June 21, 2013 1:30 p.m. ET pro badge

For small-business owners, the consequences of a bad credit report can be dire.

A low rating prompts banks and other lenders to charge more interest, or reject an applicant for a loan or line of credit, of course. But beyond that, a low score also may prompt suppliers to demand shorter payment periods, or even cash-on-delivery. The resulting pinch in cash flow can leave businesses unable to finance new sales, grow inventories when demand rises or even pay their workers at the end of the week.

Generally small businesses don't have large cash reserves to help them manage unexpected gaps in the business cash flow. Thus, roughly half of the nation's estimated 28 million small businesses—most which are sole proprietorships—operate with some form of trade credit, by deferring payment for goods and services to keep their businesses running and cash coming in, according to a report last year by the National Federation of Independent Business, or NFIB, a Washington-based advocacy group for small firms.

As such, trade credit is the largest source of business financing in the U.S. with billions of dollars exchanged daily, according to National Association of Credit Management, a credit industry advocacy group.

Typically, trade credit is extended for an agreed-upon period, often between 30 to 60 days, with hefty fees charged by sellers for late payments, says Rohit Arora, chief executive of Biz2Credit, a New York-based small-business lending broker. In setting those terms, he adds, suppliers and vendors often consult a company's credit report with such services as Dun Bradstreet Corp. DNB -2.18 %. Experian EXPGY -0.88 % PLC or Equifax Inc. EFX -1.21 %

Many of these services start developing a company's credit report at the time it incorporates, tapping public records and other available financial data—without the business owner being aware of it. Consequently, there are a lot of businesses out there that don't even know they have a credit rating, says Craig Everett, assistant director of the Pepperdine Private Capital Markets project at Pepperdine University, which analyzes small-business financing. Yet credit ratings are particularly critical to the health of small businesses now, because bank credit has been tight and sales at many small firms have been weak.

Just one in three small-business owners has checked his or her business credit report within the past two years, according to a March survey of 889 small firms by The Wall Street Journal and Vistage International, a San Diego-based executive-mentoring group. Of the firms that did check their reports, one quarter said they found errors, or missing financial data that put their business in a riskier category, according to the survey results.

Seven percent of small U.S. businesses in January 2012 reported that they were denied trade credit by a supplier or vendor at least once in the previous 12 months, according to an NFIB survey of 850 small-business owners.

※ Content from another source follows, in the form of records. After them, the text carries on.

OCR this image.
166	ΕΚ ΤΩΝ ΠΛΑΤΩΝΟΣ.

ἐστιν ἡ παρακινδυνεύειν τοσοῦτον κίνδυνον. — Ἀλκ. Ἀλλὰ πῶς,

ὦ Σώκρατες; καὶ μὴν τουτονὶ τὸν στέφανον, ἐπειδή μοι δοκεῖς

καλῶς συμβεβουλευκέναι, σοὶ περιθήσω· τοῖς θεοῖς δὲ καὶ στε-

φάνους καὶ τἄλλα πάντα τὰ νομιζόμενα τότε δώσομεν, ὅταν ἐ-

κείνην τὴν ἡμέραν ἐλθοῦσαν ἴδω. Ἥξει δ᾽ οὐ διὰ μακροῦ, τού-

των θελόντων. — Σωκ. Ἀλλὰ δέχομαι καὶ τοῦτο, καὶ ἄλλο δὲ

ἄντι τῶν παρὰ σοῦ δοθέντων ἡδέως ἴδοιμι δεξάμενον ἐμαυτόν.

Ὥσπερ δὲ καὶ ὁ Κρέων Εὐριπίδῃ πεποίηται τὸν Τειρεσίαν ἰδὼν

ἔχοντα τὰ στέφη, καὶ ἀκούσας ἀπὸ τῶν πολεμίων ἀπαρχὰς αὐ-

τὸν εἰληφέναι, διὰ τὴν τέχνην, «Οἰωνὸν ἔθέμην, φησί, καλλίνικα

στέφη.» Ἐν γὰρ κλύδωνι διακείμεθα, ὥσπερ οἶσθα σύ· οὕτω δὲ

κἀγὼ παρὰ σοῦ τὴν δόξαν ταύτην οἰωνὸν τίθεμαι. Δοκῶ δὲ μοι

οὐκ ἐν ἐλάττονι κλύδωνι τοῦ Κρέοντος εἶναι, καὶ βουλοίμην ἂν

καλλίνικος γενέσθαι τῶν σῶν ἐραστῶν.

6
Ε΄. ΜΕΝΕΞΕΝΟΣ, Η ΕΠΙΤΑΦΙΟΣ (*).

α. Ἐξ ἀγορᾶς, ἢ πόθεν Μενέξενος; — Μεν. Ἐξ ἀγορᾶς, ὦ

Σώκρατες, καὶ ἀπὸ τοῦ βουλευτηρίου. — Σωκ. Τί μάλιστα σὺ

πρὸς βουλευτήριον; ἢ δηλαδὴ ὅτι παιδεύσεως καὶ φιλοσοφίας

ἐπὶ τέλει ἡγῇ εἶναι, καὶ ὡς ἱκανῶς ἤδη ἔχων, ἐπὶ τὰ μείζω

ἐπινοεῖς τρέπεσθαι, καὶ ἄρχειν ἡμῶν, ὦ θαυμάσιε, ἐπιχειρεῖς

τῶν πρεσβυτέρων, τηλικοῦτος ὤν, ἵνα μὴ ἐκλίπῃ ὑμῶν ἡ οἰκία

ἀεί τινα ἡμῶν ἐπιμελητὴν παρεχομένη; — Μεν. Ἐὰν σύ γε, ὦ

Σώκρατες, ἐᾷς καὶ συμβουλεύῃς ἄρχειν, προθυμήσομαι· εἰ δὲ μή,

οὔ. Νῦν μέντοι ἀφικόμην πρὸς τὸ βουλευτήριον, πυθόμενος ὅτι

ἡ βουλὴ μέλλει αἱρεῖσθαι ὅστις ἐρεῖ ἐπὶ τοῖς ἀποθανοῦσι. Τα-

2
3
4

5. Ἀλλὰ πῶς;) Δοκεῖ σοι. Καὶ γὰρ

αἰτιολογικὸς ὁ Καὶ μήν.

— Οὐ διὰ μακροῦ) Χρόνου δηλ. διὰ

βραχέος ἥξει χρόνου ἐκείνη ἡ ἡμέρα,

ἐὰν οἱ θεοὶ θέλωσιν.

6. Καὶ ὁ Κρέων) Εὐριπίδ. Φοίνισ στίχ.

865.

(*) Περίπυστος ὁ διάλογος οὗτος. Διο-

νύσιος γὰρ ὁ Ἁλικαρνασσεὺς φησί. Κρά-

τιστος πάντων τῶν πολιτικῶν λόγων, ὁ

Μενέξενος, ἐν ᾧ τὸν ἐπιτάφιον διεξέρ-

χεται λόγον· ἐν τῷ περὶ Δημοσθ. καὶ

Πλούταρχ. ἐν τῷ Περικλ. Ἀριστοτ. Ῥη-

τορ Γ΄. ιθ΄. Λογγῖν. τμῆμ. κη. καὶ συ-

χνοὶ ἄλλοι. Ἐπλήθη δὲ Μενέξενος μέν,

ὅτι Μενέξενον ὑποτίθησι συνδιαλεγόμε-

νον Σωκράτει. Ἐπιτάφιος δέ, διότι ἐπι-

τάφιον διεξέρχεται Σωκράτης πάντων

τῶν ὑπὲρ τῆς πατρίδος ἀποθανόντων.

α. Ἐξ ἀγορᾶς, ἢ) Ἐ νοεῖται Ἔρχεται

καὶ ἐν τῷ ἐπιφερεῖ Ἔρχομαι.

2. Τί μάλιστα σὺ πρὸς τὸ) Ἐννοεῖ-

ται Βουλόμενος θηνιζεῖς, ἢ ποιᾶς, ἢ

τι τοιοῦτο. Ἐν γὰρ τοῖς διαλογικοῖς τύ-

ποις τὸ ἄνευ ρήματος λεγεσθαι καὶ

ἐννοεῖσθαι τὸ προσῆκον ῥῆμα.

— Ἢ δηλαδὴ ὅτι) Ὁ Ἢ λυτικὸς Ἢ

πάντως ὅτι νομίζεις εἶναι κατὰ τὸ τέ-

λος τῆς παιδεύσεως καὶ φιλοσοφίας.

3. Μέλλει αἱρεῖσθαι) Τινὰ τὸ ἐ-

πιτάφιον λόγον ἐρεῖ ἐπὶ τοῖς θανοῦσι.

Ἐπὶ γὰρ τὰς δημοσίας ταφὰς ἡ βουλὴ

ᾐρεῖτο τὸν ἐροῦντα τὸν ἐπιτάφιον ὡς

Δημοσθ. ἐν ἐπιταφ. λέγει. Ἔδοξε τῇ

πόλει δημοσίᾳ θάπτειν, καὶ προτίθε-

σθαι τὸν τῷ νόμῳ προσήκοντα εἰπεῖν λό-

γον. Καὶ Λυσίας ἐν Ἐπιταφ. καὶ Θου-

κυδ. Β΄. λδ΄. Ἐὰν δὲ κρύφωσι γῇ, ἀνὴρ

What business owners see as mistakes in their reports are often the result of missing bits of data, such as sales and revenue figures—or even timely bill payments that go unreported by suppliers and other clients, says Mr. Arora of Biz2Credit. Yet, from a credit-report standpoint, missing data is reason enough to classify a business as risky, since lenders and suppliers have less to go on when gauging whether a business will pay its bills on time.

The data also can be very outdated, Mr. Arora says, referring to a company's bill-payment history, which is typically supplied by its creditors on a voluntary basis.

Fixing these discrepancies isn't always easy. A survey in May 2012 of 300 small-business owners by the National Small Business Association found that 23% had difficulty disputing or correcting a mistake with a debt collector or credit-report firm.

One reason is that most credit-report services guard the anonymity of sources that provide them with bill payment records, such as a company's suppliers, vendors and other customers. Naming them would put a chill over the industry, since many don't want to risk losing customers—even those that are slow to pay their bills, says Brian Shappell, a government liaison with the National Association of Credit Management, a credit-industry advocacy group.

Mr. Shappell, who is also certified credit-business associate—an academic designation certifying expertise in accounting, financial statement and business credit—says the best strategy for small firms is to keep close tabs on their credit reports and alert credit-report services about missing or questionable data. Creditors tend to reassess a company's creditworthiness on an continuing basis, he adds.

While third-party firms can charge hundreds, and even thousands of dollars, to manage a company's credit report, Mr. Shappell says many business owners aren't aware that in most cases they can reach out to credit-reporting service themselves and have mistakes fixed without charge.

A little education would probably go a long way here, he says.